I have no idea why this academic interest is developing now... Here are some of the recent-ish academic books on magic I have spotted:
- James W. Cook, The Arts of Deception: Playing with Fraud in The Age of Barnum (2001)
- Simon During, Modern Enchantments: The Cultural Power of Secular Magic (2004)
- Philipp Butterworth, Magic on the Early English Stage (2005)
- Michael Mangan, Performing Dark Arts: A Cultural History of Conjuring (2007)
- Coppa, Hass & Peck eds, Performing Magic on The Western Stage: From The Eighteenth Century to The Present (2008)
Particularly on the relation between magic and cinema:
- Beckman, Karen, Vanishing Women: Magic, Film and Feminism (2003)

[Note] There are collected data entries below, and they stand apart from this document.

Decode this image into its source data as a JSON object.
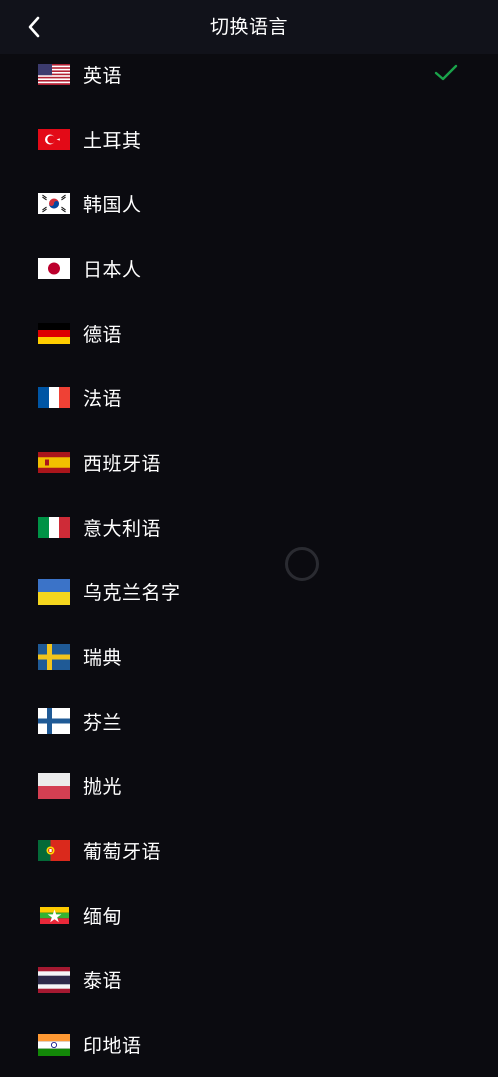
{
  "header": {
    "title": "切换语言",
    "back_icon": "chevron-left-icon"
  },
  "languages": [
    {
      "label": "英语",
      "flag": "us-flag-icon",
      "selected": true
    },
    {
      "label": "土耳其",
      "flag": "turkey-flag-icon",
      "selected": false
    },
    {
      "label": "韩国人",
      "flag": "south-korea-flag-icon",
      "selected": false
    },
    {
      "label": "日本人",
      "flag": "japan-flag-icon",
      "selected": false
    },
    {
      "label": "德语",
      "flag": "germany-flag-icon",
      "selected": false
    },
    {
      "label": "法语",
      "flag": "france-flag-icon",
      "selected": false
    },
    {
      "label": "西班牙语",
      "flag": "spain-flag-icon",
      "selected": false
    },
    {
      "label": "意大利语",
      "flag": "italy-flag-icon",
      "selected": false
    },
    {
      "label": "乌克兰名字",
      "flag": "ukraine-flag-icon",
      "selected": false
    },
    {
      "label": "瑞典",
      "flag": "sweden-flag-icon",
      "selected": false
    },
    {
      "label": "芬兰",
      "flag": "finland-flag-icon",
      "selected": false
    },
    {
      "label": "抛光",
      "flag": "poland-flag-icon",
      "selected": false
    },
    {
      "label": "葡萄牙语",
      "flag": "portugal-flag-icon",
      "selected": false
    },
    {
      "label": "缅甸",
      "flag": "myanmar-flag-icon",
      "selected": false
    },
    {
      "label": "泰语",
      "flag": "thailand-flag-icon",
      "selected": false
    },
    {
      "label": "印地语",
      "flag": "india-flag-icon",
      "selected": false
    }
  ],
  "colors": {
    "background": "#0b0b10",
    "header": "#11121a",
    "check": "#1aa34a"
  }
}
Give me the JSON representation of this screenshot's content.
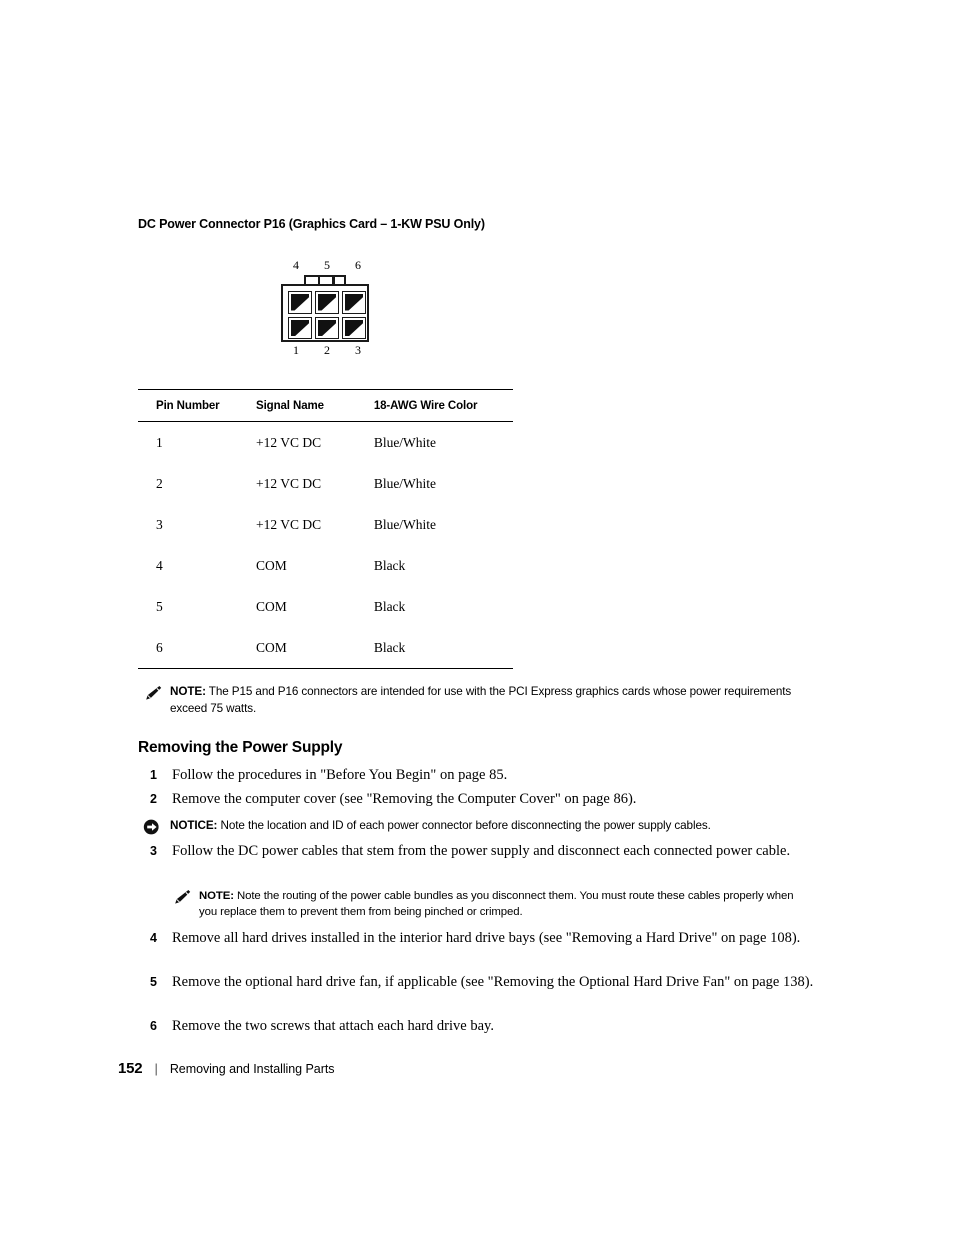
{
  "document": {
    "page_number": "152",
    "footer_separator": "|",
    "footer_title": "Removing and Installing Parts"
  },
  "connector_section": {
    "caption": "DC Power Connector P16 (Graphics Card – 1-KW PSU Only)",
    "diagram": {
      "icon_name": "six-pin-power-connector",
      "top_pin_labels": [
        "4",
        "5",
        "6"
      ],
      "bottom_pin_labels": [
        "1",
        "2",
        "3"
      ]
    }
  },
  "pinout_table": {
    "headers": [
      "Pin Number",
      "Signal Name",
      "18-AWG Wire Color"
    ],
    "rows": [
      {
        "pin": "1",
        "signal": "+12 VC DC",
        "wire_color": "Blue/White"
      },
      {
        "pin": "2",
        "signal": "+12 VC DC",
        "wire_color": "Blue/White"
      },
      {
        "pin": "3",
        "signal": "+12 VC DC",
        "wire_color": "Blue/White"
      },
      {
        "pin": "4",
        "signal": "COM",
        "wire_color": "Black"
      },
      {
        "pin": "5",
        "signal": "COM",
        "wire_color": "Black"
      },
      {
        "pin": "6",
        "signal": "COM",
        "wire_color": "Black"
      }
    ]
  },
  "callouts": {
    "note_1": {
      "icon_name": "pencil-icon",
      "label": "NOTE:",
      "text": " The P15 and P16 connectors are intended for use with the PCI Express graphics cards whose power requirements exceed 75 watts."
    },
    "notice_1": {
      "icon_name": "arrow-circle-icon",
      "label": "NOTICE:",
      "text": " Note the location and ID of each power connector before disconnecting the power supply cables."
    },
    "note_2": {
      "icon_name": "pencil-icon",
      "label": "NOTE:",
      "text": " Note the routing of the power cable bundles as you disconnect them. You must route these cables properly when you replace them to prevent them from being pinched or crimped."
    }
  },
  "procedure": {
    "heading": "Removing the Power Supply",
    "steps": [
      {
        "number": "1",
        "text": "Follow the procedures in \"Before You Begin\" on page 85."
      },
      {
        "number": "2",
        "text": "Remove the computer cover (see \"Removing the Computer Cover\" on page 86)."
      },
      {
        "number": "3",
        "text": "Follow the DC power cables that stem from the power supply and disconnect each connected power cable."
      },
      {
        "number": "4",
        "text": "Remove all hard drives installed in the interior hard drive bays (see \"Removing a Hard Drive\" on page 108)."
      },
      {
        "number": "5",
        "text": "Remove the optional hard drive fan, if applicable (see \"Removing the Optional Hard Drive Fan\" on page 138)."
      },
      {
        "number": "6",
        "text": "Remove the two screws that attach each hard drive bay."
      }
    ]
  },
  "colors": {
    "ink": "#000000",
    "page_background": "#ffffff",
    "rule": "#000000"
  }
}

- Matthew Solomon, Disappearing Tricks: Silent Film, Houdini, and the New Magic of the Twentieth Century (2010).
- Colin Williamson, Hidden In Plain Sight: An Archeology of Magic and the Cinema (2015)
Add to this list the University of Huddersfield's Journal of Performance Magic, and there's already a sizeable bibliography to be getting to grips with.
What is it about magic that is attracting the interest of university professors, and therefore students, of theatre, film, popular and visual culture? A mystery. But a lot to read up on.